Digital Currency, Digital Privacy

As The Economist once noted on the topic of central bank digital currency, people might well be “uncomfortable with accounts that give governments detailed information about transactions, particularly if they hasten the decline of good old anonymous cash”. And, indeed, I am. But the corollary, that anonymous digital currency should be allowed because anonymous physical cash is allowed, is plain wrong.

No-one, not the Bank of England nor any other regulator, central bank, financial institution, law enforcement agency, legislator or, for that matter, sane citizen of any democracy, wants anonymous digital currency whether from the central bank or anyone else. The idea of giving criminals and corrupt politicians, child pornographers and conmen a free pass with payments is throughly unappealing. On the other hand, the Bank of England and all responsible legislators should demand privacy.

I think the way forward is obvious, and relies on distinguishing between the currency and the wallets that it is stored in. Some years ago, when head of the IMF, Christine Lagarde spoke about CBDCs, noting that digital currencies “could be issued one-for-one for dollars, or a stable basket of currencies”. Why that speech was reported in some outlets as being somewhat supportive of cryptocurrencies was puzzling, especially since in this speech she specifically said she remained unconvinced about the “trust = technology” (“code is law”) view of cryptocurrencies. But the key point of that speech about digital fiat that I want to highlight is that she said

Central banks might design digital currency so that users’ identities would be authenticated through customer due diligence procedures and transactions recorded.

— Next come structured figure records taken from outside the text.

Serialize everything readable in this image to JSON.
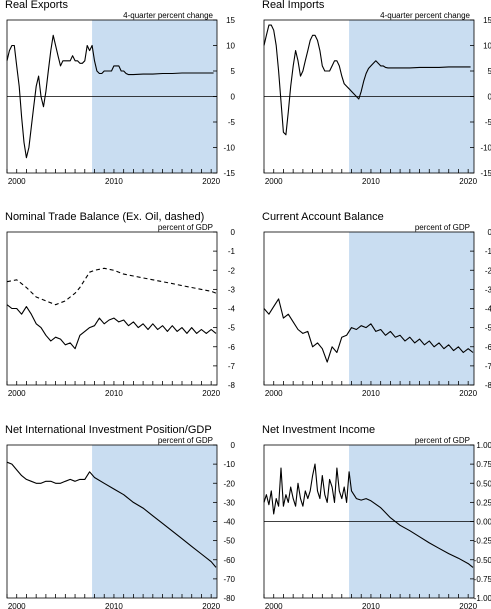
{
  "chart_data": [
    {
      "type": "line",
      "title": "Real Exports",
      "unit": "4-quarter percent change",
      "ylim": [
        -15,
        15
      ],
      "yticks": [
        -15,
        -10,
        -5,
        0,
        5,
        10,
        15
      ],
      "xlim": [
        2000,
        2020
      ],
      "xticks": [
        2000,
        2010,
        2020
      ],
      "shade_start": 2007.75,
      "series": [
        {
          "style": "solid",
          "x": [
            1999.0,
            1999.25,
            1999.5,
            1999.75,
            2000.0,
            2000.25,
            2000.5,
            2000.75,
            2001.0,
            2001.25,
            2001.5,
            2001.75,
            2002.0,
            2002.25,
            2002.5,
            2002.75,
            2003.0,
            2003.25,
            2003.5,
            2003.75,
            2004.0,
            2004.25,
            2004.5,
            2004.75,
            2005.0,
            2005.25,
            2005.5,
            2005.75,
            2006.0,
            2006.25,
            2006.5,
            2006.75,
            2007.0,
            2007.25,
            2007.5,
            2007.75,
            2008.0,
            2008.25,
            2008.5,
            2008.75,
            2009.0,
            2009.25,
            2009.5,
            2009.75,
            2010.0,
            2010.25,
            2010.5,
            2010.75,
            2011.0,
            2011.25,
            2011.5,
            2011.75,
            2012,
            2013,
            2014,
            2015,
            2016,
            2017,
            2018,
            2019,
            2020,
            2020.25
          ],
          "values": [
            7,
            9,
            10,
            10,
            6,
            2,
            -4,
            -9,
            -12,
            -10,
            -6,
            -2,
            2,
            4,
            0,
            -2,
            1,
            5,
            9,
            12,
            10,
            8,
            6,
            7,
            7,
            7,
            7,
            8,
            7,
            7,
            6.5,
            6.5,
            7,
            10,
            9,
            10,
            7,
            5,
            4.5,
            4.5,
            5,
            5,
            5,
            5,
            6,
            6,
            6,
            5,
            5,
            4.5,
            4.3,
            4.3,
            4.3,
            4.4,
            4.4,
            4.5,
            4.5,
            4.6,
            4.6,
            4.6,
            4.6,
            4.6
          ]
        }
      ]
    },
    {
      "type": "line",
      "title": "Real Imports",
      "unit": "4-quarter percent change",
      "ylim": [
        -15,
        15
      ],
      "yticks": [
        -15,
        -10,
        -5,
        0,
        5,
        10,
        15
      ],
      "xlim": [
        2000,
        2020
      ],
      "xticks": [
        2000,
        2010,
        2020
      ],
      "shade_start": 2007.75,
      "series": [
        {
          "style": "solid",
          "x": [
            1999.0,
            1999.25,
            1999.5,
            1999.75,
            2000.0,
            2000.25,
            2000.5,
            2000.75,
            2001.0,
            2001.25,
            2001.5,
            2001.75,
            2002.0,
            2002.25,
            2002.5,
            2002.75,
            2003.0,
            2003.25,
            2003.5,
            2003.75,
            2004.0,
            2004.25,
            2004.5,
            2004.75,
            2005.0,
            2005.25,
            2005.5,
            2005.75,
            2006.0,
            2006.25,
            2006.5,
            2006.75,
            2007.0,
            2007.25,
            2007.5,
            2007.75,
            2008.0,
            2008.25,
            2008.5,
            2008.75,
            2009.0,
            2009.25,
            2009.5,
            2009.75,
            2010.0,
            2010.25,
            2010.5,
            2010.75,
            2011.0,
            2011.25,
            2011.5,
            2011.75,
            2012,
            2013,
            2014,
            2015,
            2016,
            2017,
            2018,
            2019,
            2020,
            2020.25
          ],
          "values": [
            10,
            12,
            14,
            14,
            13,
            10,
            5,
            -1,
            -7,
            -7.5,
            -3,
            2,
            6,
            9,
            7,
            4,
            5,
            7,
            9,
            11,
            12,
            12,
            11,
            9,
            6,
            5,
            5,
            5,
            6,
            7,
            7,
            6,
            4,
            2.5,
            2,
            1.5,
            1,
            0.5,
            0,
            -0.5,
            1,
            3,
            4.5,
            5.5,
            6,
            6.5,
            7,
            6.5,
            6,
            6,
            5.7,
            5.6,
            5.6,
            5.6,
            5.6,
            5.7,
            5.7,
            5.7,
            5.8,
            5.8,
            5.8,
            5.8
          ]
        }
      ]
    },
    {
      "type": "line",
      "title": "Nominal Trade Balance (Ex. Oil, dashed)",
      "unit": "percent of GDP",
      "ylim": [
        -8,
        0
      ],
      "yticks": [
        -8,
        -7,
        -6,
        -5,
        -4,
        -3,
        -2,
        -1,
        0
      ],
      "xlim": [
        2000,
        2020
      ],
      "xticks": [
        2000,
        2010,
        2020
      ],
      "shade_start": null,
      "series": [
        {
          "style": "solid",
          "x": [
            1999.0,
            1999.5,
            2000.0,
            2000.5,
            2001.0,
            2001.5,
            2002.0,
            2002.5,
            2003.0,
            2003.5,
            2004.0,
            2004.5,
            2005.0,
            2005.5,
            2006.0,
            2006.5,
            2007.0,
            2007.5,
            2008.0,
            2008.5,
            2009.0,
            2009.5,
            2010.0,
            2010.5,
            2011.0,
            2011.5,
            2012.0,
            2012.5,
            2013.0,
            2013.5,
            2014.0,
            2014.5,
            2015.0,
            2015.5,
            2016.0,
            2016.5,
            2017.0,
            2017.5,
            2018.0,
            2018.5,
            2019.0,
            2019.5,
            2020.0,
            2020.5
          ],
          "values": [
            -3.8,
            -4.0,
            -4.0,
            -4.3,
            -3.9,
            -4.3,
            -4.8,
            -5.0,
            -5.4,
            -5.7,
            -5.5,
            -5.6,
            -5.9,
            -5.8,
            -6.1,
            -5.4,
            -5.2,
            -5.0,
            -4.9,
            -4.5,
            -4.8,
            -4.6,
            -4.5,
            -4.7,
            -4.6,
            -4.9,
            -4.7,
            -5.0,
            -4.8,
            -5.1,
            -4.8,
            -5.1,
            -4.9,
            -5.2,
            -4.9,
            -5.2,
            -5.0,
            -5.3,
            -5.0,
            -5.3,
            -5.1,
            -5.3,
            -5.1,
            -5.3
          ]
        },
        {
          "style": "dashed",
          "x": [
            1999.0,
            2000.0,
            2001.0,
            2002.0,
            2003.0,
            2004.0,
            2004.5,
            2005.0,
            2005.5,
            2006.0,
            2006.5,
            2007.0,
            2007.5,
            2008.0,
            2009.0,
            2010.0,
            2011.0,
            2012.0,
            2013.0,
            2014.0,
            2015.0,
            2016.0,
            2017.0,
            2018.0,
            2019.0,
            2020.0,
            2020.5
          ],
          "values": [
            -2.6,
            -2.5,
            -2.9,
            -3.4,
            -3.6,
            -3.8,
            -3.7,
            -3.6,
            -3.4,
            -3.2,
            -2.9,
            -2.5,
            -2.1,
            -2.0,
            -1.9,
            -2.0,
            -2.2,
            -2.3,
            -2.4,
            -2.5,
            -2.6,
            -2.7,
            -2.8,
            -2.9,
            -3.0,
            -3.1,
            -3.2
          ]
        }
      ]
    },
    {
      "type": "line",
      "title": "Current Account Balance",
      "unit": "percent of GDP",
      "ylim": [
        -8,
        0
      ],
      "yticks": [
        -8,
        -7,
        -6,
        -5,
        -4,
        -3,
        -2,
        -1,
        0
      ],
      "xlim": [
        2000,
        2020
      ],
      "xticks": [
        2000,
        2010,
        2020
      ],
      "shade_start": 2007.75,
      "series": [
        {
          "style": "solid",
          "x": [
            1999.0,
            1999.5,
            2000.0,
            2000.5,
            2001.0,
            2001.5,
            2002.0,
            2002.5,
            2003.0,
            2003.5,
            2004.0,
            2004.5,
            2005.0,
            2005.5,
            2006.0,
            2006.5,
            2007.0,
            2007.5,
            2008.0,
            2008.5,
            2009.0,
            2009.5,
            2010.0,
            2010.5,
            2011.0,
            2011.5,
            2012.0,
            2012.5,
            2013.0,
            2013.5,
            2014.0,
            2014.5,
            2015.0,
            2015.5,
            2016.0,
            2016.5,
            2017.0,
            2017.5,
            2018.0,
            2018.5,
            2019.0,
            2019.5,
            2020.0,
            2020.5
          ],
          "values": [
            -4.0,
            -4.3,
            -3.9,
            -3.5,
            -4.5,
            -4.3,
            -4.7,
            -5.1,
            -5.3,
            -5.2,
            -6.0,
            -5.8,
            -6.1,
            -6.8,
            -6.0,
            -6.3,
            -5.5,
            -5.4,
            -5.0,
            -5.1,
            -4.9,
            -5.0,
            -4.8,
            -5.2,
            -5.1,
            -5.4,
            -5.2,
            -5.5,
            -5.4,
            -5.7,
            -5.5,
            -5.8,
            -5.6,
            -5.9,
            -5.7,
            -6.0,
            -5.8,
            -6.1,
            -5.9,
            -6.2,
            -6.0,
            -6.3,
            -6.1,
            -6.3
          ]
        }
      ]
    },
    {
      "type": "line",
      "title": "Net International Investment Position/GDP",
      "unit": "percent of GDP",
      "ylim": [
        -80,
        0
      ],
      "yticks": [
        -80,
        -70,
        -60,
        -50,
        -40,
        -30,
        -20,
        -10,
        0
      ],
      "xlim": [
        2000,
        2020
      ],
      "xticks": [
        2000,
        2010,
        2020
      ],
      "shade_start": 2007.75,
      "series": [
        {
          "style": "solid",
          "x": [
            1999.0,
            1999.5,
            2000.0,
            2000.5,
            2001.0,
            2001.5,
            2002.0,
            2002.5,
            2003.0,
            2003.5,
            2004.0,
            2004.5,
            2005.0,
            2005.5,
            2006.0,
            2006.5,
            2007.0,
            2007.5,
            2008.0,
            2009,
            2010,
            2011,
            2012,
            2013,
            2014,
            2015,
            2016,
            2017,
            2018,
            2019,
            2020,
            2020.5
          ],
          "values": [
            -9,
            -10,
            -13,
            -16,
            -18,
            -19,
            -20,
            -20,
            -19,
            -19,
            -20,
            -20,
            -19,
            -18,
            -19,
            -18,
            -18,
            -14,
            -17,
            -20,
            -23,
            -26,
            -30,
            -33,
            -37,
            -41,
            -45,
            -49,
            -53,
            -57,
            -61,
            -64
          ]
        }
      ]
    },
    {
      "type": "line",
      "title": "Net Investment Income",
      "unit": "percent of GDP",
      "ylim": [
        -1.0,
        1.0
      ],
      "yticks": [
        -1.0,
        -0.75,
        -0.5,
        -0.25,
        0.0,
        0.25,
        0.5,
        0.75,
        1.0
      ],
      "ytick_labels": [
        "-1.00",
        "-0.75",
        "-0.50",
        "-0.25",
        "0.00",
        "0.25",
        "0.50",
        "0.75",
        "1.00"
      ],
      "xlim": [
        2000,
        2020
      ],
      "xticks": [
        2000,
        2010,
        2020
      ],
      "shade_start": 2007.75,
      "series": [
        {
          "style": "solid",
          "x": [
            1999.0,
            1999.25,
            1999.5,
            1999.75,
            2000.0,
            2000.25,
            2000.5,
            2000.75,
            2001.0,
            2001.25,
            2001.5,
            2001.75,
            2002.0,
            2002.25,
            2002.5,
            2002.75,
            2003.0,
            2003.25,
            2003.5,
            2003.75,
            2004.0,
            2004.25,
            2004.5,
            2004.75,
            2005.0,
            2005.25,
            2005.5,
            2005.75,
            2006.0,
            2006.25,
            2006.5,
            2006.75,
            2007.0,
            2007.25,
            2007.5,
            2007.75,
            2008.0,
            2008.5,
            2009.0,
            2009.5,
            2010.0,
            2011,
            2012,
            2013,
            2014,
            2015,
            2016,
            2017,
            2018,
            2019,
            2020,
            2020.5
          ],
          "values": [
            0.25,
            0.35,
            0.22,
            0.4,
            0.1,
            0.3,
            0.2,
            0.7,
            0.2,
            0.35,
            0.25,
            0.45,
            0.3,
            0.2,
            0.5,
            0.3,
            0.2,
            0.4,
            0.3,
            0.4,
            0.6,
            0.75,
            0.4,
            0.3,
            0.6,
            0.35,
            0.25,
            0.55,
            0.45,
            0.25,
            0.7,
            0.4,
            0.3,
            0.45,
            0.25,
            0.65,
            0.4,
            0.3,
            0.28,
            0.3,
            0.27,
            0.18,
            0.05,
            -0.05,
            -0.12,
            -0.2,
            -0.28,
            -0.35,
            -0.42,
            -0.48,
            -0.55,
            -0.6
          ]
        }
      ]
    }
  ]
}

But identities would not be disclosed to third parties or governments unless required by law.

As a fan of practical pseudonymity as a means to raise the bar on both privacy and security, I am very much in favour of exploring this line of thinking. Technology gives us ways to deliver appropriate levels of privacy into this kind of transactional system and to do it securely and efficiently within a democratic framework. In particular, new cryptographic technology gives us the apparently paradoxical ability to keep private data on a shared or public ledger, which I think will form the basis on new financial institutions (the “glass bank” that I am fond of using as the key image) that work in new kinds of markets.

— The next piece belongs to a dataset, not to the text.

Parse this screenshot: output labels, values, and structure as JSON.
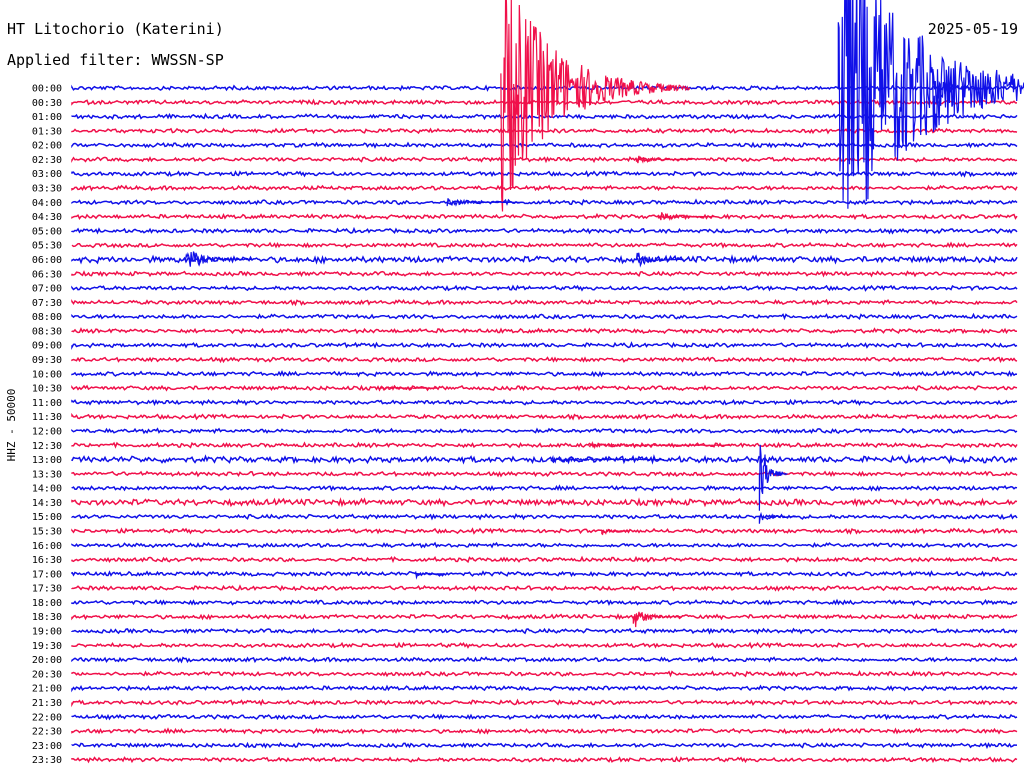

So, if I send ten digital dollars from my digital wallet to your digital wallet, that’s no-one business but ours. If, however, law enforcement agencies obtain a warrant to require the wallet providers to disclose the identity of the owners, then that information should be readily available. There is no paradox around privacy in payments, but there is an imperative for practical pseudonymity.

[An edited version of this article first appeared on Forbes, 6th April 2021.]